If you have good credit you probably won’t have much trouble qualifying for a personal loan to cover your emergency. With bad credit, you also have options, although more than likely you will have to pay a higher interest rate. In any case, always shop around for a lender who can offer the most reasonable rates. It isn’t likely that you will find the information you need to compare lenders on any single lender’s website, but sites such as readies.co.uk offer side-by-side comparisons of many lenders’ rates and terms. The site also has reviews from real users to help give you a clearer idea of the customer experience you can expect.
If you are as frugal about borrowing as you are about every other aspect of your finances, you’ll be able to handle your emergency with a minimum amount of stress, and you may even boost your credit rating.
And remember that deprivation is not the point
This may be the most important “frugality tip” of all. If you are accustomed to whipping out a credit card or turning on an app whenever you see something you want, without giving it a second thought, you might feel a sense of deprivation when trying to adopt more conservative spending habits. But don’t worry; you will survive this transition.

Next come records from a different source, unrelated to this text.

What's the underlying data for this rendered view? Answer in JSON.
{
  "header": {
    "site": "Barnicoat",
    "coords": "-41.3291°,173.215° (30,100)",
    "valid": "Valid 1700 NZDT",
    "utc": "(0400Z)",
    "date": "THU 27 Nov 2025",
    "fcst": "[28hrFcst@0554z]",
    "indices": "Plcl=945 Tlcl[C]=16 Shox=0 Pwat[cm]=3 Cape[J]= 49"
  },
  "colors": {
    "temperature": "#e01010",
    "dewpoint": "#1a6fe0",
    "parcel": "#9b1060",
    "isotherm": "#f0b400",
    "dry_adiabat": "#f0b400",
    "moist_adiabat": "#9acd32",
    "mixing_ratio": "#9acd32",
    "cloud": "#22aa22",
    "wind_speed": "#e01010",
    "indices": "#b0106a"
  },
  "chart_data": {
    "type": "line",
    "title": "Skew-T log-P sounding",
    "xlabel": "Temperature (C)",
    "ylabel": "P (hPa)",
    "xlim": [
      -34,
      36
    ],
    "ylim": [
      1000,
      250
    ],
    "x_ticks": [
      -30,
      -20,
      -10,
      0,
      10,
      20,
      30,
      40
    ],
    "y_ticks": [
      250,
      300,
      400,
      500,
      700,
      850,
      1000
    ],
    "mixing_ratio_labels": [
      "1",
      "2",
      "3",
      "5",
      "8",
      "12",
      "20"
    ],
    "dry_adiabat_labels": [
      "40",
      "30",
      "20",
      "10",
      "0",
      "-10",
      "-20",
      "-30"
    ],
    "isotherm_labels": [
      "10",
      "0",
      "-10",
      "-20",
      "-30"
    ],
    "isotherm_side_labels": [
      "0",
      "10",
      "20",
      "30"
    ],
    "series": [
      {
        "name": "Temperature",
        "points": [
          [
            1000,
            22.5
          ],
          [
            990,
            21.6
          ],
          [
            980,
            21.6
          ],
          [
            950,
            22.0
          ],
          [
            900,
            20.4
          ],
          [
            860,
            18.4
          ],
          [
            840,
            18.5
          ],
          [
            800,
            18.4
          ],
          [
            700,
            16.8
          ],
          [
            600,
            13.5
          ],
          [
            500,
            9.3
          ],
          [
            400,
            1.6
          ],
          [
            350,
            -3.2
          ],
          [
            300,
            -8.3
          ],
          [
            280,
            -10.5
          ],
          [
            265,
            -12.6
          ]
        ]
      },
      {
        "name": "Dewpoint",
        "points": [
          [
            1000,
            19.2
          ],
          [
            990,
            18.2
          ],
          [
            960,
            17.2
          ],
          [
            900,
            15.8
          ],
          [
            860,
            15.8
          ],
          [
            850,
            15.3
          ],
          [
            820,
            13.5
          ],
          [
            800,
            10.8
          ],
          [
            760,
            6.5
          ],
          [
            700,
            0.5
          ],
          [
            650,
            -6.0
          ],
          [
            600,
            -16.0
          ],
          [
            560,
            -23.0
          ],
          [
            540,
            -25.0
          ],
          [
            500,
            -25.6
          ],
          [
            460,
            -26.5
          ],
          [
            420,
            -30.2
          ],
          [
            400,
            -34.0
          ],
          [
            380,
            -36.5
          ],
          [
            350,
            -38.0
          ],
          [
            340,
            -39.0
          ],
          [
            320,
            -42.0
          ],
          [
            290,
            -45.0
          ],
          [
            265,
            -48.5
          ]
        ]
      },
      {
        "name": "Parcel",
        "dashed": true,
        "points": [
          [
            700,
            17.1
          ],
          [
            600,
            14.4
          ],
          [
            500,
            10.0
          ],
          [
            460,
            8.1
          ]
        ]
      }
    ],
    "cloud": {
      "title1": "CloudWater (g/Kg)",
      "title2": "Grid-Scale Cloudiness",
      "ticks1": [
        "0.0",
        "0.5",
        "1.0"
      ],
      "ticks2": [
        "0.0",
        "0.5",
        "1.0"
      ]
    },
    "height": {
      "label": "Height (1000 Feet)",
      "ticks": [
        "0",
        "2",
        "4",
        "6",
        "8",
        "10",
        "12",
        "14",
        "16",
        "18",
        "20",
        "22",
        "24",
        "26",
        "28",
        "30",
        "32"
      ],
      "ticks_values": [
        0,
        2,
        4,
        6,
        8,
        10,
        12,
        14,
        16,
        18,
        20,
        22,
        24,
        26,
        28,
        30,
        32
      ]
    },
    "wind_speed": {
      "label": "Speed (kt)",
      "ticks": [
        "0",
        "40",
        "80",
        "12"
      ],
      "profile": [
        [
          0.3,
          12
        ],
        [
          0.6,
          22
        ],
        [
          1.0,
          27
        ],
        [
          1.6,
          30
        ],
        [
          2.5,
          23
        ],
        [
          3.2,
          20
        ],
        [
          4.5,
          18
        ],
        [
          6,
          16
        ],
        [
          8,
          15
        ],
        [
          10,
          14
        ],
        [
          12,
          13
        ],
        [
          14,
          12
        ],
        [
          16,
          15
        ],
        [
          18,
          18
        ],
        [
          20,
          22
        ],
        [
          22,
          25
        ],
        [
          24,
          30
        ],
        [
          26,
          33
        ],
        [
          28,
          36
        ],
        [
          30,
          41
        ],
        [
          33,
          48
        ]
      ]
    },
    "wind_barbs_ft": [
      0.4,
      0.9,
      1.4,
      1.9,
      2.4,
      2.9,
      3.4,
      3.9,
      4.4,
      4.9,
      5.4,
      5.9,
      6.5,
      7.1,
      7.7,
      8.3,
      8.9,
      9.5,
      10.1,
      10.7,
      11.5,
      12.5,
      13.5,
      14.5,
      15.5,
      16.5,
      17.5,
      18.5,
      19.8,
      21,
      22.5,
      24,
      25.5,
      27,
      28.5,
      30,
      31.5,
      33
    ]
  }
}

Granted, reining in your impulses may take practice, and actually getting on a budget can take some getting used to as well. Frugality is a habit that doesn’t come easily or naturally to some people. But it’s important to remember that frugality is not the same thing as austerity or asceticism. Saving money is not about deprivation. It’s not about denying yourself and your family the things you need or even some of the things you want.

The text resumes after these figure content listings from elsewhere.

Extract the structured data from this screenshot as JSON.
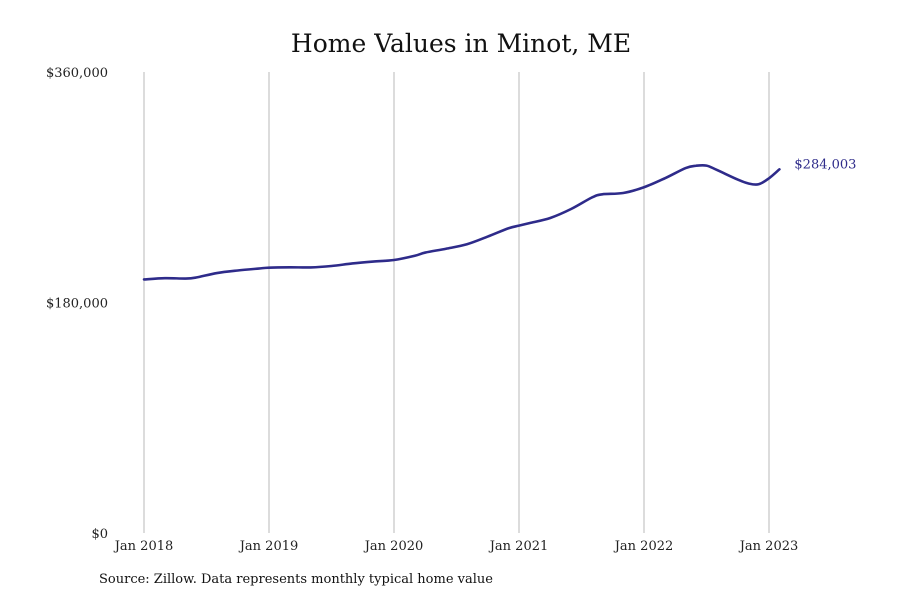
{
  "chart_data": {
    "type": "line",
    "title": "Home Values in Minot, ME",
    "xlabel": "",
    "ylabel": "",
    "ylim": [
      0,
      360000
    ],
    "y_ticks": [
      {
        "value": 0,
        "label": "$0"
      },
      {
        "value": 180000,
        "label": "$180,000"
      },
      {
        "value": 360000,
        "label": "$360,000"
      }
    ],
    "x_ticks": [
      {
        "value": "2018-01",
        "label": "Jan 2018"
      },
      {
        "value": "2019-01",
        "label": "Jan 2019"
      },
      {
        "value": "2020-01",
        "label": "Jan 2020"
      },
      {
        "value": "2021-01",
        "label": "Jan 2021"
      },
      {
        "value": "2022-01",
        "label": "Jan 2022"
      },
      {
        "value": "2023-01",
        "label": "Jan 2023"
      }
    ],
    "grid": "vertical",
    "series": [
      {
        "color": "#2e2b8a",
        "end_label": "$284,003",
        "points": [
          [
            "2018-01",
            198000
          ],
          [
            "2018-03",
            199000
          ],
          [
            "2018-05",
            198700
          ],
          [
            "2018-06",
            199500
          ],
          [
            "2018-08",
            203000
          ],
          [
            "2018-10",
            205000
          ],
          [
            "2018-12",
            206500
          ],
          [
            "2019-01",
            207200
          ],
          [
            "2019-03",
            207500
          ],
          [
            "2019-05",
            207400
          ],
          [
            "2019-07",
            208500
          ],
          [
            "2019-09",
            210500
          ],
          [
            "2019-11",
            212000
          ],
          [
            "2020-01",
            213200
          ],
          [
            "2020-03",
            216500
          ],
          [
            "2020-04",
            219000
          ],
          [
            "2020-06",
            222000
          ],
          [
            "2020-08",
            225500
          ],
          [
            "2020-10",
            231500
          ],
          [
            "2020-12",
            238000
          ],
          [
            "2021-01",
            240000
          ],
          [
            "2021-02",
            242000
          ],
          [
            "2021-04",
            246000
          ],
          [
            "2021-06",
            253000
          ],
          [
            "2021-08",
            262000
          ],
          [
            "2021-09",
            264500
          ],
          [
            "2021-11",
            265500
          ],
          [
            "2022-01",
            270000
          ],
          [
            "2022-03",
            277000
          ],
          [
            "2022-05",
            285000
          ],
          [
            "2022-06",
            286800
          ],
          [
            "2022-07",
            286900
          ],
          [
            "2022-08",
            283500
          ],
          [
            "2022-10",
            276000
          ],
          [
            "2022-11",
            273000
          ],
          [
            "2022-12",
            272300
          ],
          [
            "2023-01",
            277000
          ],
          [
            "2023-02",
            284003
          ]
        ]
      }
    ]
  },
  "source_note": "Source: Zillow. Data represents monthly typical home value"
}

If you try to deprive yourself too much it’s very possible that you will either become bitter and resentful, or you will simply, at some point, throw all of your good intentions out the window. It’s somewhat like dieting to lose weight: eliminating all enjoyable foods and flavors from the menu can ultimately make you abandon your diet altogether as you scarf down an entire bag of cookies or a quart of ice cream.
Like dieting, money saving programs work best if you don’t go to extremes. You don’t have to impose a moratorium on shopping, going out to eat, or even taking a well-deserved holiday. With a little creativity and smart planning you can have as full and rich a life as you did in your spendthrift days – perhaps even fuller and richer (in all the ways that count!), because you’re learning to prioritize.
Smart money management involves finding a balance between spending and saving. It’s also about learning to distinguish between needs and wants, keeping in mind that there is nothing wrong with spending money on little luxuries once in a while. Indeed, rather than being synonymous with deprivation, frugality is about spending money on the things that matter to you the most. And one possible and very pleasant side effect of a frugal lifestyle is a reduction – or total elimination – of the stress that so often comes from mindless overspending.